Ingetindonesia.com,JAKARTA – Komisi Perlindungan Anak Indonesia (KPAI) menyampaikan keprihatinan mendalam atas bencana ekologis yang sudah sembilan hari melanda sejumlah wilayah di Sumatera, khususnya Sumatera Barat dan Aceh Tengah. Hingga kini, kondisi di lapangan masih memprihatinkan, dengan banyaknya wilayah yang terisolir dan ribuan warga kesulitan mendapatkan bantuan.

Wakil Ketua KPAI, Jasra Putra, menegaskan bahwa situasi yang terjadi bukan sekadar bencana alam biasa, melainkan bencana ekologis yang menghancurkan kehidupan masyarakat dan mengancam masa depan anak-anak. Ia menilai penetapan status Bencana Nasional menjadi hal mendesak, sejalan dengan pernyataan Gubernur Sumatera Barat serta Bupati Aceh Tengah yang menyebut ratusan desa masih terputus aksesnya.

banner 336x280

“Situasi ini bukan sekadar bencana alam biasa, melainkan bencana ekologis yang telah memporak-porandakan kehidupan dan masa depan anak-anak. Bupati Aceh Tengah bahkan menahan kesedihan membayangkan situasi empat hari ke depan jika status ini tidak segera dinaikkan menjadi Bencana Nasional,” ujar Jasra di Jakarta.

KPAI menerima berbagai laporan memilukan dari lapangan. Di Sumatera Barat, satu keluarga harus berjalan kaki selama dua hari untuk mencari bantuan, sementara sejumlah anak dilaporkan terpisah dari orang tuanya hingga empat hari. Beberapa pencarian bahkan berujung pada ditemukannya anggota keluarga dalam keadaan meninggal dunia.

 

Menurut Jasra, anak-anak—terutama penyandang disabilitas dan berkebutuhan khusus—menjadi kelompok paling terdampak.

 

“Mereka kehilangan rumah, aset keluarga, hingga orang tua yang menjadi tumpuan nafkah. Jika tidak ditangani serius, bencana ini akan menciptakan jurang kemiskinan baru dan dampak multidimensi jangka panjang bagi generasi penerus,” tegasnya.

Memasuki lebih dari satu minggu masa pengungsian, ancaman baru muncul.

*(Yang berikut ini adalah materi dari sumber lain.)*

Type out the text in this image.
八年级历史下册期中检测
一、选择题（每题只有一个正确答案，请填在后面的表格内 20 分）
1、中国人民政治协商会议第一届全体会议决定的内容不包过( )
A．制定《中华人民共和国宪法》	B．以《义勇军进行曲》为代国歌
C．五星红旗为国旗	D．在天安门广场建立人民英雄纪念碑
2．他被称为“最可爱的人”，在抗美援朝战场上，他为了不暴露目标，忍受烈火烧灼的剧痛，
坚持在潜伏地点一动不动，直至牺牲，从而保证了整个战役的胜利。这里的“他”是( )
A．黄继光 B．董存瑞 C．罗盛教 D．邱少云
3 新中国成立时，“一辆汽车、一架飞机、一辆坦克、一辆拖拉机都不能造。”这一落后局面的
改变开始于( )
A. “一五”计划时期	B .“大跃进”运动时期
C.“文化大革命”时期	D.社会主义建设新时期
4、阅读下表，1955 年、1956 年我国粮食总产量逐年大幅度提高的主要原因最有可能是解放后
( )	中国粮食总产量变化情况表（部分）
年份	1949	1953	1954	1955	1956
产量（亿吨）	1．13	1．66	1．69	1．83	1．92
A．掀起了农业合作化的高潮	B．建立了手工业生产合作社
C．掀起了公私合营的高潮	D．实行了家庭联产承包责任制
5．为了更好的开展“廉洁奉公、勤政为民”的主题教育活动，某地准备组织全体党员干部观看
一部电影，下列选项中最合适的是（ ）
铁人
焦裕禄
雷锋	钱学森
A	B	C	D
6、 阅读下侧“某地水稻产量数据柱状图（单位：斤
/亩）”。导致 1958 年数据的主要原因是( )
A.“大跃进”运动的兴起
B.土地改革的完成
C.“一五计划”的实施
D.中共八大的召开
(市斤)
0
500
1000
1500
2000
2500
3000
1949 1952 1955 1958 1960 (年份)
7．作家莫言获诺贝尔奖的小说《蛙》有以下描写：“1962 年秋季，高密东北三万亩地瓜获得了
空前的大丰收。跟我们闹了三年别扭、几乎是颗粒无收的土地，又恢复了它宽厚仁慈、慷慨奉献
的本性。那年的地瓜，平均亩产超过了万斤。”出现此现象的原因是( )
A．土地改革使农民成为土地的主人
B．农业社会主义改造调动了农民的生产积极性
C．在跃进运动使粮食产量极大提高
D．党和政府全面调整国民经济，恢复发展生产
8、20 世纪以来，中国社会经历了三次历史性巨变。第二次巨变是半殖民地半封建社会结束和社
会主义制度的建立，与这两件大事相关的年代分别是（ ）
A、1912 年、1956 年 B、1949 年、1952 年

Penyakit seperti ISPA dan demam mulai merebak, sementara kondisi camp pengungsian menimbulkan risiko kekerasan seksual dan eksploitasi.

 

“Anak sering kali berada di ujung prioritas dalam situasi kekacauan seperti ini,” ujar Jasra.

 

KPAI mendesak pemerintah daerah dan aparat di lapangan untuk segera memperkuat fasilitas pengungsian dengan menghadirkan:

Dapur hangat untuk memenuhi nutrisi anak, perempuan, dan lansia. Shelter pendidikan darurat, Ruang konsultasi ibu dan anak dan Poliklinik darurat

Selain itu, KPAI meminta pengawasan ketat terhadap semua relawan yang masuk ke wilayah terdampak, agar mereka memiliki perspektif perlindungan anak dan mencegah terjadinya kekerasan atau eksploitasi di tengah situasi darurat.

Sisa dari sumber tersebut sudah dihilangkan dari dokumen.